The TeKtronix MDO3024 oscilloscope was selected to read the current waveform, and the display waveform is shown in
Figure 14:
4. Conclusions
In this paper, a fault diagnosis research model of charging piles based on CNN-SVM is proposed, and the circuit topology model of the V2G charging pile is constructed and analyzed by example. The following conclusions were obtained:
- (1)
The deep learning model adopted in this paper avoids the problems with traditional machine learning, such as how it is easy to lose some features when manually extracting fault signals and the signal difference characterization is weak under complex fault conditions, which cannot be accurately identified. This model improves the classification accuracy
- (2)
Wavelet packet decomposition was introduced to extract the time-frequency feature map of the signal to prevent the image from being directly input into the neural network to generate a large amount of data redundancy, and at the same time, the SSO was used to optimize the SVM model to find the optimal parameters and penalty factors and to further optimize the model.
- (3)
The structure of the traditional convolutional neural network was modified to reduce the complexity of the model. Through the hardware platform test, the improved model still maintained high classification accuracy and calculation speed under different noise intensities, and the operating power consumption was also greatly reduced, which is of practical significance.

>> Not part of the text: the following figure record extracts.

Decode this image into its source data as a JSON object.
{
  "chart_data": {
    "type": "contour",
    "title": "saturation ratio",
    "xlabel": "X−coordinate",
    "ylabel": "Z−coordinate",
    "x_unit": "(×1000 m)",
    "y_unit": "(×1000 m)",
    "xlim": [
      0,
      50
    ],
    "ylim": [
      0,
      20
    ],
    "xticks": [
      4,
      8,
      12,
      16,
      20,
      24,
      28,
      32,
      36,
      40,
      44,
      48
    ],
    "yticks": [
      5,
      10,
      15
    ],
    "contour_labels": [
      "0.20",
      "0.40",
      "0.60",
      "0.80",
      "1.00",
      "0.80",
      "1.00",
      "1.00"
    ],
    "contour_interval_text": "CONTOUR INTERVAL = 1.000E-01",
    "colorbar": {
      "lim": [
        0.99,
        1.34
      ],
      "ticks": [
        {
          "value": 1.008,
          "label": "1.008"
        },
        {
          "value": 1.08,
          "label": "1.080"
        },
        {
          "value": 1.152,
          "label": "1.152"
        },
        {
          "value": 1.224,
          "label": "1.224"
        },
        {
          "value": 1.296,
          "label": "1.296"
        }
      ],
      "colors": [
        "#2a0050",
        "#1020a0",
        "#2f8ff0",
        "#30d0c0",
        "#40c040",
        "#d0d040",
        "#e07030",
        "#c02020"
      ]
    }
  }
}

The proposed CNN-SVM fault diagnosis model has unique advantages and higher accuracy in fault diagnosis of the front and rear stages of the charging pile. However, it still has certain limitations and drawbacks in its practical application which should be well addressed in future studies.
Firstly, in future research, we will further focus on how the fault diagnosis model based on deep learning can better adapt to new energy electric equipment, such as electric vehicles and charging piles, and improve some of the problems in previous studies. These improvements include how the model can maintain high diagnostic accuracy when the front and rear modules of the charging pile adopt different topological structures (three-phase Vienna structure, PWM rectifier) and using different types of power electronic components (electric vehicle charging station, low-voltage frequency converter). Additionally, the robustness of the proposed method was affected owing to the limited dataset used for the model. Accordingly, in future work, the experimental tests will be conducted on the accuracy of fault diagnosis of the model on different front and rear circuits in the laboratory. Different from the traditional simulation circuit, we will build more actual circuit platforms and carry out experimental tests under various parameter conditions to expand the test set and experimental set of the model. Actually, the selection of the optimization algorithm for this task is not unique. In the future, other intelligent algorithms, such as information fusion and deep residual shrinkage network [
25], FASSA-SVM [
23] will be further applied to the fault diagnosis model to improve the diagnostic accuracy and speed.